Sites that are research tools for people who understand the data, vs. sites that are sheared and aimed at those who are not experts.
Linear maps like Storymap don’t tell you the complexity of projects. The timeline in Digital Harlem is also a shortcoming. Neatline does a lightly better job of displaying complexity and simultaneous events. Annotate waypoints, attached to polygons and lines, draw attention to analysis of space. Proximity, connections, etc. Annotation shift some of the argument to visual form. The future direction in visualizing data in using maps is the capacity to dynamically integrate maps and narratives. To put data into context.
Collaboration between journalists and software engineer.
“once upon atime the open government data was in an adversarial format”
Github repository at the WaPo (Stephen Rich) cleaning up election filing. Collaborations from news nerds from various sources. Back end data collaboratively managed. Found issues with the filings.
“once upon a time the structured data was hiding”
NYTimes has more programmers on staff than any other newsroom.
Extremists in the archives.
Work started before the web, exploring how white supremacy changed when things moved online.
Understanding student search patterns and how they might sumble upon white supremacist websites.
Pair sites with white supremacist sites and civil rights sites & LOC sites.
Students were very savvy about the way websites looked when evaluating sites.
Bloomberg open sourced What is Code.
Archives cannot be escaped.
All of our software problems are legacy problems. Archive is a nice way of saying “legacy.”
“the writing process is stochastic”
“nested procrastination” – wrote a CMS to manage his books
Writers aren’t learning good practice. He built a timeline.
“The text boxes need to get smarter.”
Wants to get as much cultural information into events as he can with Unscroll (personal side project).

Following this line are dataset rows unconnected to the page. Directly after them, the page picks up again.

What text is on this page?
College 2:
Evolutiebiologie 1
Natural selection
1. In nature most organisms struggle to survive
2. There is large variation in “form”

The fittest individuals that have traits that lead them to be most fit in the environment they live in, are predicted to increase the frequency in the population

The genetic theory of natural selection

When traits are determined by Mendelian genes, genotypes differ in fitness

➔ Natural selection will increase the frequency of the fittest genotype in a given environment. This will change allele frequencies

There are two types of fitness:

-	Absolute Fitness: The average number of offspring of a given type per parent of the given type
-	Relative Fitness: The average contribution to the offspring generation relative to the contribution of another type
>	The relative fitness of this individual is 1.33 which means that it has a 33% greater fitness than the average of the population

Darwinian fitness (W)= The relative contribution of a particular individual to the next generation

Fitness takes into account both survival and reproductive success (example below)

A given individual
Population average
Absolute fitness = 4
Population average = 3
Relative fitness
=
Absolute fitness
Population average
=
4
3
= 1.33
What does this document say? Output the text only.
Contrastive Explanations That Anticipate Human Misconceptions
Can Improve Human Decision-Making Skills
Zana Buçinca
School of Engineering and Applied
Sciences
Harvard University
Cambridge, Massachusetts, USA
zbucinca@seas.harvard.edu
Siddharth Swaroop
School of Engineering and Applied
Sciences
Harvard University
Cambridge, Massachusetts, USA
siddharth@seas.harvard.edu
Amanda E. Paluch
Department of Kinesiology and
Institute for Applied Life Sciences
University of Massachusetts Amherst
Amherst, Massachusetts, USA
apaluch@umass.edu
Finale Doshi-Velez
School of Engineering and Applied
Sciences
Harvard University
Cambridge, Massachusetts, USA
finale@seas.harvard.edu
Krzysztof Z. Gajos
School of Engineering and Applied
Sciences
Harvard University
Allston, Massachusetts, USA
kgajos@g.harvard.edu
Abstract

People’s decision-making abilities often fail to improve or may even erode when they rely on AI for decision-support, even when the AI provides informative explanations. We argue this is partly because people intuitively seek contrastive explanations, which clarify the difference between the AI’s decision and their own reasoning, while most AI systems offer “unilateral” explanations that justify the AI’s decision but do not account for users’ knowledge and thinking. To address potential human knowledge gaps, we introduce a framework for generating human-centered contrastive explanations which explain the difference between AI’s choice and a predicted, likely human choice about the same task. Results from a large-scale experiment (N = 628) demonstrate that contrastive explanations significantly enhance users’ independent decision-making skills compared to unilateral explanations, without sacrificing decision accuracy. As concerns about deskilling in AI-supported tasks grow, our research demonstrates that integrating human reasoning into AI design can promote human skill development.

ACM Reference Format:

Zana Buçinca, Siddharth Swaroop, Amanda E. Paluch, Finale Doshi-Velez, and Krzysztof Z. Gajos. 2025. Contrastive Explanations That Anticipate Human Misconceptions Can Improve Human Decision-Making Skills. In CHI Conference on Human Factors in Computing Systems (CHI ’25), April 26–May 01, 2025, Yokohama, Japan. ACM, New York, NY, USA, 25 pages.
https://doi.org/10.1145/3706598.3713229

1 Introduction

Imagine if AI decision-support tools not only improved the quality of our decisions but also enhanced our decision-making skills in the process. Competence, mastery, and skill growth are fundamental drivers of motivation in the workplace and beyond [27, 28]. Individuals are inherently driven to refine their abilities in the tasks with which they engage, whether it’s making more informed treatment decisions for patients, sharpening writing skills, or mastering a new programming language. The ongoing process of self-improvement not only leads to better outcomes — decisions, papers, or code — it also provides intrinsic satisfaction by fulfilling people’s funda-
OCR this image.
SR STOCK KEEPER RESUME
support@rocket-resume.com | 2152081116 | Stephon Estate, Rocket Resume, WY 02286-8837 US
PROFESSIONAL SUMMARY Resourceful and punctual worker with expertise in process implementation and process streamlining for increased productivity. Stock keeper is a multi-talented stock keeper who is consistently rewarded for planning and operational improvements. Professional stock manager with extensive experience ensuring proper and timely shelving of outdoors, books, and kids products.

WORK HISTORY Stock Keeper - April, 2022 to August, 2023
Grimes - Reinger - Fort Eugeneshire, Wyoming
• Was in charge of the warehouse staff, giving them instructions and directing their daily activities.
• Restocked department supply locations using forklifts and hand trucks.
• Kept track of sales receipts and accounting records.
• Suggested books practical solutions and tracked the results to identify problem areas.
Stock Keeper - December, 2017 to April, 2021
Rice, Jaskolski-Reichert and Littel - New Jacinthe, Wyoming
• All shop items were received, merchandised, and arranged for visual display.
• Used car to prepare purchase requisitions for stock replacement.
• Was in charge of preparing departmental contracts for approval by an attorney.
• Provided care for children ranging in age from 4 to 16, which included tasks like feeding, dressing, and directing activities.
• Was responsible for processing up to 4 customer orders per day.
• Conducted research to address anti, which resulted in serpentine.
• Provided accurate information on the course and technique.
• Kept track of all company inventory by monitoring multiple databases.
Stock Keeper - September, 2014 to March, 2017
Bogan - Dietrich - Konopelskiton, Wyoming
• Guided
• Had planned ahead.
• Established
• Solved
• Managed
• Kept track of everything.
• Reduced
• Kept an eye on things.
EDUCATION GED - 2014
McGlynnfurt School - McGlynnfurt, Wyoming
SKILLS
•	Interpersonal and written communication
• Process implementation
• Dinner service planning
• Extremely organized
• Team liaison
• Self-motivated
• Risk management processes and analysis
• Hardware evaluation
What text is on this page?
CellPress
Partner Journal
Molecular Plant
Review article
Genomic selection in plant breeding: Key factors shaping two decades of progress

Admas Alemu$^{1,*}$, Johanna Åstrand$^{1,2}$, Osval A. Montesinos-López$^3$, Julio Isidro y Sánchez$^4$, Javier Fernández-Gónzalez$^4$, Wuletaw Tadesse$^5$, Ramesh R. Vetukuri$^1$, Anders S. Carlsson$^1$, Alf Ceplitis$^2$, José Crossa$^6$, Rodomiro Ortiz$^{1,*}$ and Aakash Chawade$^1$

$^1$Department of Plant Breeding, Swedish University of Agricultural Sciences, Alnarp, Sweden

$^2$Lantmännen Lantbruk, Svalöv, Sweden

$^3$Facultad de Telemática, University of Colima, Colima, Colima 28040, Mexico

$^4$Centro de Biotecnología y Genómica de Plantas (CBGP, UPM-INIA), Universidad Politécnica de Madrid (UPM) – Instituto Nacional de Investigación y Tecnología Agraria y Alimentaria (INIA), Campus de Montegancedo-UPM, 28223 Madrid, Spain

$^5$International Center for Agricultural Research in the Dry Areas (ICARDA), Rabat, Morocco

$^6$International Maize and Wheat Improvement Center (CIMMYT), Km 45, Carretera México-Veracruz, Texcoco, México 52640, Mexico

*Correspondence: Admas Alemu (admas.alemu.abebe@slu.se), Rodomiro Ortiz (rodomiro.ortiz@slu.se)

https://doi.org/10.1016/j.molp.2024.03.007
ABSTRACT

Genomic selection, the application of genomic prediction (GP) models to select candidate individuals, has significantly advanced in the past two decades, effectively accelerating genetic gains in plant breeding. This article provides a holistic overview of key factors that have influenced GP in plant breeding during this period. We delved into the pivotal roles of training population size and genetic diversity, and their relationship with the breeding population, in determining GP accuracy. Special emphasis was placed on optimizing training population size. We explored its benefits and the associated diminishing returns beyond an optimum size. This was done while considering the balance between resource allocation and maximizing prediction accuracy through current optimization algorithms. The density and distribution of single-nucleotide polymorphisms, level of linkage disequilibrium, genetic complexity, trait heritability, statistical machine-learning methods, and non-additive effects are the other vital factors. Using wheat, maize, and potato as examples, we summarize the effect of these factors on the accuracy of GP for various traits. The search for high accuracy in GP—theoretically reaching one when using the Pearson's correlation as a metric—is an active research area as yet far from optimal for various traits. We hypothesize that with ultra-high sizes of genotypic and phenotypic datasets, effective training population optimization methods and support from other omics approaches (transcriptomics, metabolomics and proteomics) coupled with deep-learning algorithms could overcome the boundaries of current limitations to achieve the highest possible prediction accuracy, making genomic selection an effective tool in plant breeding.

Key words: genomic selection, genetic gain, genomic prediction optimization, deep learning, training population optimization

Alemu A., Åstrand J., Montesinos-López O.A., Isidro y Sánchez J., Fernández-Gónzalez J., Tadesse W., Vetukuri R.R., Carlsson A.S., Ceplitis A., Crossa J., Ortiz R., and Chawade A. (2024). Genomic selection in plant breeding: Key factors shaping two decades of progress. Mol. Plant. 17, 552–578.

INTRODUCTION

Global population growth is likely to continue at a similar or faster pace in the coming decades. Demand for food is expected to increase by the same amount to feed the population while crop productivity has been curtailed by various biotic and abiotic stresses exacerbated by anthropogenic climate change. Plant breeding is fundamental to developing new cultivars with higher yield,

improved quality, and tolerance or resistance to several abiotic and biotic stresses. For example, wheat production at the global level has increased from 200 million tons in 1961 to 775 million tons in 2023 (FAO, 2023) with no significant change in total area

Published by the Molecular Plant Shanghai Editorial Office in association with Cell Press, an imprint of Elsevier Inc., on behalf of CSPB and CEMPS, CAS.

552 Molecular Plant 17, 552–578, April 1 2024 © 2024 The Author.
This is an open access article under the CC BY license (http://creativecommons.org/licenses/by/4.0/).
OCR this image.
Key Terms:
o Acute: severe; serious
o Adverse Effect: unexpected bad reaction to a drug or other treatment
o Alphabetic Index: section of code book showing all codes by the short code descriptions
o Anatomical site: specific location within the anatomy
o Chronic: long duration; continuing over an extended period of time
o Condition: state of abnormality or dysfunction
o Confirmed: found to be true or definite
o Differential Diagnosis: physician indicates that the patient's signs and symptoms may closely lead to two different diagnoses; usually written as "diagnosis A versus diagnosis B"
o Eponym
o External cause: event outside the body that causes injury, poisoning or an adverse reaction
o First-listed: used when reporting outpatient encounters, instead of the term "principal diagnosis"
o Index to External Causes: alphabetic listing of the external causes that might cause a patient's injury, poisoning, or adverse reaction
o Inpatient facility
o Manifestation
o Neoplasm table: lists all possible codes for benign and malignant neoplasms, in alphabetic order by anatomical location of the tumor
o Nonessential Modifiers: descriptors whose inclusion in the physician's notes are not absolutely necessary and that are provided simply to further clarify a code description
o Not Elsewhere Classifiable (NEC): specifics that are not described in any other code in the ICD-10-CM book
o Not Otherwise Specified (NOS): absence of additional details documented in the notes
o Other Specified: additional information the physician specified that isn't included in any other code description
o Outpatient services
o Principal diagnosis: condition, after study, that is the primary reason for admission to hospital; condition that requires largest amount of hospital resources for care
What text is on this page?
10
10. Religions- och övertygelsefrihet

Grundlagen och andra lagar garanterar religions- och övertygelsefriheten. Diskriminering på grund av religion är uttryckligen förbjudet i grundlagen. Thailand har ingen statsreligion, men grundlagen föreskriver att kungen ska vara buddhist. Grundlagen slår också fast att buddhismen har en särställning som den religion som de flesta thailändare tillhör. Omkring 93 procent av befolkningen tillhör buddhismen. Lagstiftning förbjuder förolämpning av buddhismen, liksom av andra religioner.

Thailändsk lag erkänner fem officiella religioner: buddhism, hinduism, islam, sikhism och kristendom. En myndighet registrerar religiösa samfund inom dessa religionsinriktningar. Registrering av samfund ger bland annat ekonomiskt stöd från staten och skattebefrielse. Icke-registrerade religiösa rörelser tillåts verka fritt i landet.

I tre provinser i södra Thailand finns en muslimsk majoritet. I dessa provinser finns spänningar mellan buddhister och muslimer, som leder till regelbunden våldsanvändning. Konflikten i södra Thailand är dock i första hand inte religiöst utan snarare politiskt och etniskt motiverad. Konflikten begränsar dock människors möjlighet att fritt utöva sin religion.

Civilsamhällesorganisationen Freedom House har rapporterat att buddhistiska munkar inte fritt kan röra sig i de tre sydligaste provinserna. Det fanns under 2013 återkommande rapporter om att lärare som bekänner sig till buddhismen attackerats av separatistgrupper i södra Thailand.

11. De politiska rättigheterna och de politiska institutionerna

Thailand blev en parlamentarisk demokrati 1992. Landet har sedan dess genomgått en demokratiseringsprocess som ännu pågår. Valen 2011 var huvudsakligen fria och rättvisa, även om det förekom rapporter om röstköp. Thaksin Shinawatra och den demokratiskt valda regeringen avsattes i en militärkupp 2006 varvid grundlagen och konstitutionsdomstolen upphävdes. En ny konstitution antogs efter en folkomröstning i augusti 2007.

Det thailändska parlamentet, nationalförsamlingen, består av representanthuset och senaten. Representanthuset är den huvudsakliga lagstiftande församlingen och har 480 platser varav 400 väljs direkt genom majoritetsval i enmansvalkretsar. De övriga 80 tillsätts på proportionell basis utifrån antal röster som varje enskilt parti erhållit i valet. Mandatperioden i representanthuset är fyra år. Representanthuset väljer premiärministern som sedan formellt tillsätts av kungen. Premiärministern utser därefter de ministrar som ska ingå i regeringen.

Writer’s block is a sense of the writer’s own sense of fradulence.
How cultural information comes out:
It’s really hard to work with.
Cooper Hewitt (all on Github; but many many files)
The Met - giant CSV file, hard to work with
“This is me criticizing the commons.”
Wayback API wonderful but terrible.
Wikipedia: horrible to work with. The XML is an endless nightmare of pain.
25 million MARC records at LOC. Want’s to spider everything, but there’s no good way to do so.
Tension between archive and access. An open archive is good enough, but… SQL? What about relational databases?
SQLite – public domain, its on all of your phones, built in everywhere. Part of Python. 105K SQL database. It runs the world and is powerful and unassuming. But if you put all your data into SQLite databases – I could download them and search them and explore them without having to put it anywhere in five seconds.
Also, make them torrentable! Don’t get rid of the APIs or get rid of anything. But port your stuff over – a professional imprimatur signal to port data to SQLite? Supplement, not replace!
“SQLite will rule the world.”
Make data available on BitTorrent, in SQLite. Can software help resolve that gap? Release corpora as BitTorrent!
Two fallacies: - Publisher’s fallacy: archives are free content - Archivist fallacy: news is an archive waiting to happen
“It takes an unbelievable amount of work to get value and meaning out of an archive.”
Software to resolve complicated relationships between archives, news, actual use.
Berkeley data science institute
New methods for old documents
Well-structured research-ready data: machine readable, queryable, retain original structure, supplemental annotation that are searchable, linked to other data describing the same objects
Using Jupyter notebooks to explain whats happening.